John Stortstrom, executive director of the Maryland Federation of College Republicans, seconded Keene. "I give Mitt a little bit of leverage," said Stortstrom. "He's from Massachusetts. And if you're from a blue state and aren't 100 percent conservative that's okay. With McCain it was the opposite. He's out there from Arizona," where, presumably, it's not okay to buck the party.

And yet, reservations persisted. Romney, observers noted, seemed much more at ease addressing the crowd, as opposed to the 2008 election when, at times, his speeches seemed like a robotic regurgitation of Republican talking points. But his pedigree remains problematic for some. One attendee wondered: "Do we want a CEO who laid off thousands of workers?"
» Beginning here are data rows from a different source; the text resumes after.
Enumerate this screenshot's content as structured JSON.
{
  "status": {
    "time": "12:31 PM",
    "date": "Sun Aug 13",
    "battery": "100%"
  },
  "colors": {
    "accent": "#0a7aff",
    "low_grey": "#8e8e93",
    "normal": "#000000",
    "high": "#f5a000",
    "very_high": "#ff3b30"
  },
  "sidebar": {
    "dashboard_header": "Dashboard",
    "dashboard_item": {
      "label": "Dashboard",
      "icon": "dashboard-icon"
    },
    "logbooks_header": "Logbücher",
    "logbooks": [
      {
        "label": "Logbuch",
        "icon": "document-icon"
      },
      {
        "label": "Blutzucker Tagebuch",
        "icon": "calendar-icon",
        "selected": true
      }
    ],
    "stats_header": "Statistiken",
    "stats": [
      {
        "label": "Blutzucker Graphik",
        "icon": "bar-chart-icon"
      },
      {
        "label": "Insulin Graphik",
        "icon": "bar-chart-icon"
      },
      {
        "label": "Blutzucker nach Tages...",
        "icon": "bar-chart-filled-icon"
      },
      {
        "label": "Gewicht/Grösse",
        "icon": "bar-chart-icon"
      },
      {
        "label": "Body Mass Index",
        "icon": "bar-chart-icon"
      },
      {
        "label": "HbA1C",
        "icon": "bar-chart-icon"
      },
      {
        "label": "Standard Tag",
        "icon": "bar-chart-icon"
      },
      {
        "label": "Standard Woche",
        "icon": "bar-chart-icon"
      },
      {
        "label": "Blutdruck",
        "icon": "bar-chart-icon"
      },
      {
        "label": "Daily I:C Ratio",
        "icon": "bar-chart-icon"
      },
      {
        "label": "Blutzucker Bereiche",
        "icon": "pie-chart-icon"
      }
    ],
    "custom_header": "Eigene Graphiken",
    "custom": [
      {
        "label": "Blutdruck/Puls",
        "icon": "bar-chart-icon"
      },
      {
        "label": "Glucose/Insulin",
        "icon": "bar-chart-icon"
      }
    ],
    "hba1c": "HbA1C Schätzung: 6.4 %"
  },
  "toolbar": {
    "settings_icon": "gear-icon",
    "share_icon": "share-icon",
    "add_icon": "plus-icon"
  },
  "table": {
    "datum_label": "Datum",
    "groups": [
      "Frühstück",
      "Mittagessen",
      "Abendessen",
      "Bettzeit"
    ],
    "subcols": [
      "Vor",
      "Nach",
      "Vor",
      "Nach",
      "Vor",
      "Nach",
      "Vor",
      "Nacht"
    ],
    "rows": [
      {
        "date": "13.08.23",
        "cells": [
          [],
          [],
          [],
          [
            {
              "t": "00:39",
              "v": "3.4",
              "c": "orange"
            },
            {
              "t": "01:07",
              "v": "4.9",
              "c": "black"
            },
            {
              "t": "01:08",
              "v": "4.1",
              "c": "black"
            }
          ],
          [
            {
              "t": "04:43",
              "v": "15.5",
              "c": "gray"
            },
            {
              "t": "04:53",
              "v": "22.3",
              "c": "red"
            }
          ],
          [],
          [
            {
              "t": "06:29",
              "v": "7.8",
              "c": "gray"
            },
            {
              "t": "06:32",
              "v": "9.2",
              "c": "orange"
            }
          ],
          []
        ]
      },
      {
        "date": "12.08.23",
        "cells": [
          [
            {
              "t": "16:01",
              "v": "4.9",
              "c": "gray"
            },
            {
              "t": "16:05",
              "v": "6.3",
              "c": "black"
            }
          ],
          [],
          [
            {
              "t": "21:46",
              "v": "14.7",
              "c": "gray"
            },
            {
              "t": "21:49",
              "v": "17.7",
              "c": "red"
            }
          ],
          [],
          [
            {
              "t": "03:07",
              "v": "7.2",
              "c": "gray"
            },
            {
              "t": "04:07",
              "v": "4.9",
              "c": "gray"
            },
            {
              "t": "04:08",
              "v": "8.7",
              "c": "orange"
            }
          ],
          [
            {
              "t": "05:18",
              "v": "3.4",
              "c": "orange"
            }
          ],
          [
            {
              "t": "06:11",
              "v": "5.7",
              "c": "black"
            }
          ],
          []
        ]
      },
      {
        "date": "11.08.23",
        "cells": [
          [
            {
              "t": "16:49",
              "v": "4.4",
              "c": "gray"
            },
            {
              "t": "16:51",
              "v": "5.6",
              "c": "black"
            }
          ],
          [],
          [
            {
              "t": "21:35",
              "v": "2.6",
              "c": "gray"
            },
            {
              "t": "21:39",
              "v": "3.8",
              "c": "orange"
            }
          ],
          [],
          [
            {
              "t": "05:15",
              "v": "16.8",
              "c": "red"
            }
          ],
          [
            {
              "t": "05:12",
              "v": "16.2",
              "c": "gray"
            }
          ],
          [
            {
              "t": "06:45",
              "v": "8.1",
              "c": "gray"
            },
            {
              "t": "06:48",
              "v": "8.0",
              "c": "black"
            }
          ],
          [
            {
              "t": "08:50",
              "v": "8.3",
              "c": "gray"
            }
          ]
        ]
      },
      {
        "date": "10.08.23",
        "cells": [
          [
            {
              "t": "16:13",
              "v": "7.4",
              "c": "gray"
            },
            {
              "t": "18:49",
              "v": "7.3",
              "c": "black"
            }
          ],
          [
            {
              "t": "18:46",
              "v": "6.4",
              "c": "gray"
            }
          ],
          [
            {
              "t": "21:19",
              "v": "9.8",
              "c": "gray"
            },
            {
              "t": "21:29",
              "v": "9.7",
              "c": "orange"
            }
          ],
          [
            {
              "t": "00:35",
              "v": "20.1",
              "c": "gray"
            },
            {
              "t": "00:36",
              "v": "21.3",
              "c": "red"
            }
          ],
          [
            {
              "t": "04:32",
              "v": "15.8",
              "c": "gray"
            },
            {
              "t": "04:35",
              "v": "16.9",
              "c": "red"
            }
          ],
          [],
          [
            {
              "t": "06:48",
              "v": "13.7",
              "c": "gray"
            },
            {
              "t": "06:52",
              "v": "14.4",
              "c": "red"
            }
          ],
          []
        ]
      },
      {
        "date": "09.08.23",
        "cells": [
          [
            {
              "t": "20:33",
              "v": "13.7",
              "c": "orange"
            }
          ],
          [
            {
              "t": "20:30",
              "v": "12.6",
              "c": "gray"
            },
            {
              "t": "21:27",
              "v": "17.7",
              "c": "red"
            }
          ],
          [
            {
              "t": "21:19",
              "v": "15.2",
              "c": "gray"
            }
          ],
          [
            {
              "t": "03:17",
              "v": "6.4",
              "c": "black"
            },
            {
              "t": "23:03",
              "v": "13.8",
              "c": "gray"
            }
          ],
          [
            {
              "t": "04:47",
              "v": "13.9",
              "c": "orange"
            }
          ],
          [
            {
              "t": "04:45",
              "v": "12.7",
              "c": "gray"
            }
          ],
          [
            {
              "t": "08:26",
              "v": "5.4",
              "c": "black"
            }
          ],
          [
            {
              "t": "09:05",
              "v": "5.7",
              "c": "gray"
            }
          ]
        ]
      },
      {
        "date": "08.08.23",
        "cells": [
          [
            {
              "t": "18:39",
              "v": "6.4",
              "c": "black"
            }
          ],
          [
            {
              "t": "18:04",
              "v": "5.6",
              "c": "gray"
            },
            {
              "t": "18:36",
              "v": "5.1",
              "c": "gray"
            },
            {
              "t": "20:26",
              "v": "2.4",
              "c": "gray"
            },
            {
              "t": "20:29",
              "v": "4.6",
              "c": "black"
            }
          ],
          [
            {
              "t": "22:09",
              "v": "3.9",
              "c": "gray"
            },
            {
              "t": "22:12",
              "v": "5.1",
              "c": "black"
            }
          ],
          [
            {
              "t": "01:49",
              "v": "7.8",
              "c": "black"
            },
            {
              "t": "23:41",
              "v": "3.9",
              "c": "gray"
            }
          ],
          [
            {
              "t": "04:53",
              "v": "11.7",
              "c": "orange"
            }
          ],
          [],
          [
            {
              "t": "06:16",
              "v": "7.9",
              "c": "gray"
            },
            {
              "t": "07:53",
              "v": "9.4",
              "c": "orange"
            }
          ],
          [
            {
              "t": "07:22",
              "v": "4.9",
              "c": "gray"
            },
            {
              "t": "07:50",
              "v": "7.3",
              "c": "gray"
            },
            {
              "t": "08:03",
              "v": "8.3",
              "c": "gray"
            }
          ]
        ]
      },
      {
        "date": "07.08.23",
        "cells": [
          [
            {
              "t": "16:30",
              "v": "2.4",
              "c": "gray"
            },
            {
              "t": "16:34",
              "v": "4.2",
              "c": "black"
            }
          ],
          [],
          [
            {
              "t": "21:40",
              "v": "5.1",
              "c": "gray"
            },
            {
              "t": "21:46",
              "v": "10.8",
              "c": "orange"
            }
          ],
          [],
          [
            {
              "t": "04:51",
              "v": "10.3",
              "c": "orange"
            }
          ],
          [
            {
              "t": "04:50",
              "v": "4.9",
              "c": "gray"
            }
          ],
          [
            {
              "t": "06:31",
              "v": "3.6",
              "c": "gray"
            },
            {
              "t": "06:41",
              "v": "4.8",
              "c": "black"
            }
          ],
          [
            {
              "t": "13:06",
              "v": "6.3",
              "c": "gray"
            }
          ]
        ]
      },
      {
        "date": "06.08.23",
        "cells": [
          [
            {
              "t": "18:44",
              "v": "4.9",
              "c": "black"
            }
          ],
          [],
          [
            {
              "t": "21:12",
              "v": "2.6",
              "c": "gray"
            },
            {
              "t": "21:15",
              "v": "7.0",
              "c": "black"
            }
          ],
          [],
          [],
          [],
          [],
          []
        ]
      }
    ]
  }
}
And while conservatives are more than willing to admit the former governor's advantageous perch for the Republican nomination, not all are ready to proclaim him one of their own.

"Romney is a good man who did not run a particularly good campaign last time, but he also knows that very few Republicans get the nomination on the first try, including Reagan, Bush 41, Dole and McCain. So you would have to consider Romney as a serious contender for 2012," said Craig Shirley, a longtime Republican strategist and head of Shirley & Banister Public Affairs. "If he is a member of the family, it is through adoption and not birthright."

Or, following Bobby Jindal's political bruising this week, through process of elimination.